Schon die ganze Woche schwelte der Konflikt zwischen den Spielern und den Entscheidungsträgern im Österreichischen Fußball-Bund. Nach dem Schlusspfiff für die WM-Qualifikation und Teamchef Marcel Koller eskaliert nun die Situation.
Schon die ganze Woche hatten sich die Führungsspieler kritisch geäußert zu den Entscheidungen des ÖFB-Präsidiums, Teamchef Koller und Sportdirektor Willi Ruttensteiner zu entlassen. Das passte so manchem ÖFB-Landeskaiser nicht in den Kram. So lieferte Salzburgs Fußball-Landeschef Herbert Hübel in einem ORF-Interview vor dem Spiel gegen Serbien selbstgefällige, pampige und durchaus arrogante Antworten. Damit rief er heftige Reaktionen in den sozialen Netzwerken hervor.
Und Niederösterreichs oberster "Kicker" Johann Gartner hatte ausgeplaudert, wie die Team-Analyse von Ruttensteiner ausgeschaut hat. Von Gruppenbildung war da die Rede, und dass Alaba sich nicht mit der Rolle anfreunden wollte, die ihm Koller zugedacht hatte.
Noch vor dem Spiel erfuhren die Kicker von diesen Aussagen. Nach dem Match platzte Kapitän Julian Baumgartlinger der Kragen. "Es werden die Harmonie und der Erfolg der Nationalmannschaft in Gefahr gebracht. Von einer Gruppenbildung oder einer Weigerung von David habe ich nichts mitgekriegt", sagte er. "Das sind Anschuldigungen, die dem Team schaden", stellte er fest.
Und: "Wenn man sich so öffentlich äußert, geht das fast in Richtung Verleumdung.
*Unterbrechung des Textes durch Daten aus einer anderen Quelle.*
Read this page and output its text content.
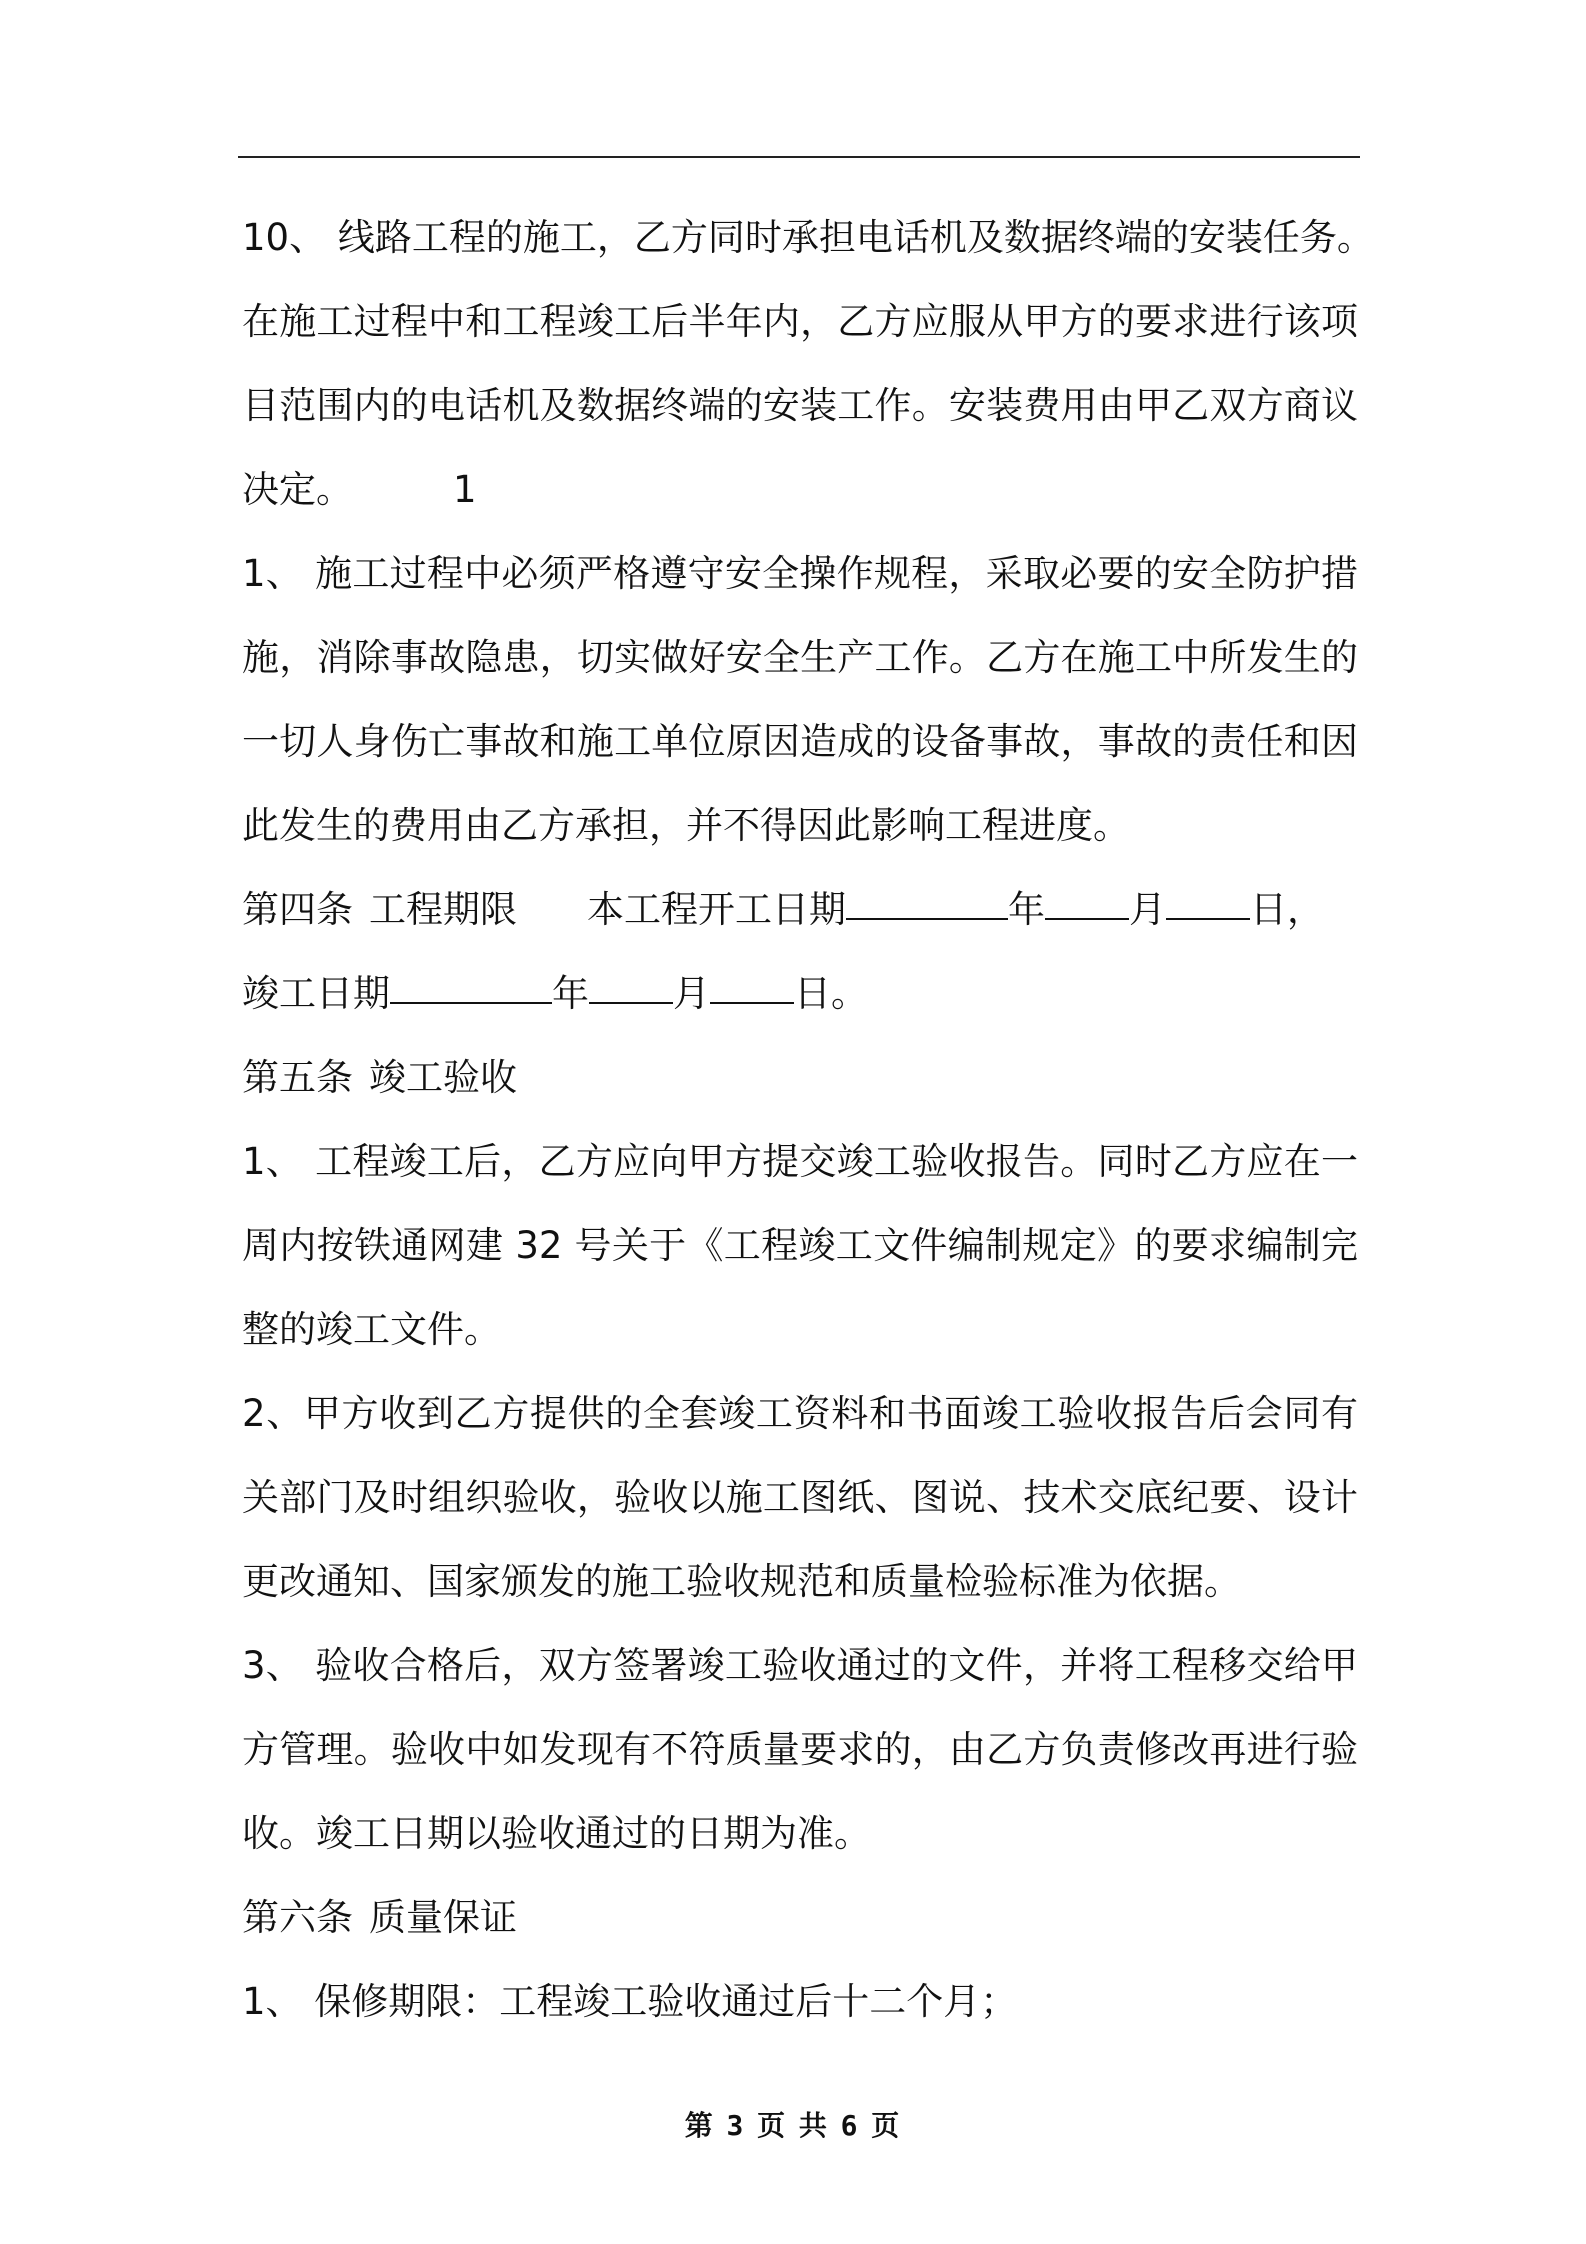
10、 线路工程的施工，乙方同时承担电话机及数据终端的安装任务。
在施工过程中和工程竣工后半年内，乙方应服从甲方的要求进行该项
目范围内的电话机及数据终端的安装工作。安装费用由甲乙双方商议
决定。	1
1、 施工过程中必须严格遵守安全操作规程，采取必要的安全防护措
施，消除事故隐患，切实做好安全生产工作。乙方在施工中所发生的
一切人身伤亡事故和施工单位原因造成的设备事故，事故的责任和因
此发生的费用由乙方承担，并不得因此影响工程进度。
第四条 工程期限 本工程开工日期	年 月 日，
竣工日期	年 月 日。
第五条 竣工验收
1、 工程竣工后，乙方应向甲方提交竣工验收报告。同时乙方应在一
周内按铁通网建 32 号关于《工程竣工文件编制规定》的要求编制完
整的竣工文件。
2、甲方收到乙方提供的全套竣工资料和书面竣工验收报告后会同有
关部门及时组织验收，验收以施工图纸、图说、技术交底纪要、设计
更改通知、国家颁发的施工验收规范和质量检验标准为依据。
3、 验收合格后，双方签署竣工验收通过的文件，并将工程移交给甲
方管理。验收中如发现有不符质量要求的，由乙方负责修改再进行验
收。竣工日期以验收通过的日期为准。
第六条 质量保证
1、 保修期限：工程竣工验收通过后十二个月；
第 3 页 共 6 页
Ich glaube, er war sich der Probleme, die dadurch entstehen, nicht bewusst." Zu diesem Zeitpunkt hatte aber Gartner schon nachgelegt. Die Niederösterreichischen Nachrichten veröffentlichen am Montag ein Gespräch mit dem Landesfürsten, in dem er die Kritik der Spieler an den Entlassungen so kommentierte: "Ich verstehe die Kritik nicht. Wir sind die Eigentümer des ÖFB, und es ist nur logisch, dass wir solche Entscheidungen treffen. Wer denn sonst?" In seiner Mir-san-mir-Mentalität griff er die Spieler dabei auch noch an: "Da haben einige deutlich übers Ziel hinausgeschossen. Manchen fehlt’s da vielleicht an Intelligenz." Der 64-jährige Gartner ist erst letztes Jahr wieder zum NÖ-Landeschef gewählt worden. Wiedergewählt nach fünfjähriger Pause und zuvor zehnjähriger Amtszeit.
Janko und Baumgartlinger als Kapitän sind zwar Führungsfiguren im Team, aber wahrlich keine Solisten im verbalen Sturmlauf. Sie sehen sich als die Fürsprecher des Mannschaftsrats (Janko, Baumgartlinger, Almer, Prödl, Harnik und Alaba), der inhaltlich absolut geschlossen ist und ein und dieselbe Meinung vertritt.
Das ÖFB-Präsidium gehört reformiert und verschlankt, so wie es in der Schweiz schon vor einiger Zeit geschehen ist. Davon weiß auch Marcel Koller zu berichten. Der Tenor: Im Spitzenfußball sollen absolute Experten das Sagen haben, nicht Landespräsidenten, die für den Breiten- und Amateurfußball zuständig sind.
Marc Janko fasste nach der Landung in Wien das Geschehen der letzten Zeit wie folgt zusammen: "Der gesamte ÖFB hat sich in den letzten Wochen nicht mit Ruhm bekleckert. Teilweise war das eine ganz schlechte Außendarstellung. Jeder hat sich zu Wort gemeldet und seinen Senf dazugegeben. Dass der Verband mit einer Stimme nach außen sprechen wollte, haben nicht alle verstanden. Jetzt hoffe ich, dass man das Durcheinander auf die Reihe bringt."
Im ÖFB selbst sieht man keinen Grund zu einer Reform und verweist auf den Föderalismus, so wie er auch in Österreich in der Politik Usus ist. Für eine Reform des ÖFB müssten die kompletten Statuten des Verbandes geändert werden. Zumindest §12 der Satzungen – die Aufgaben des Präsidiums.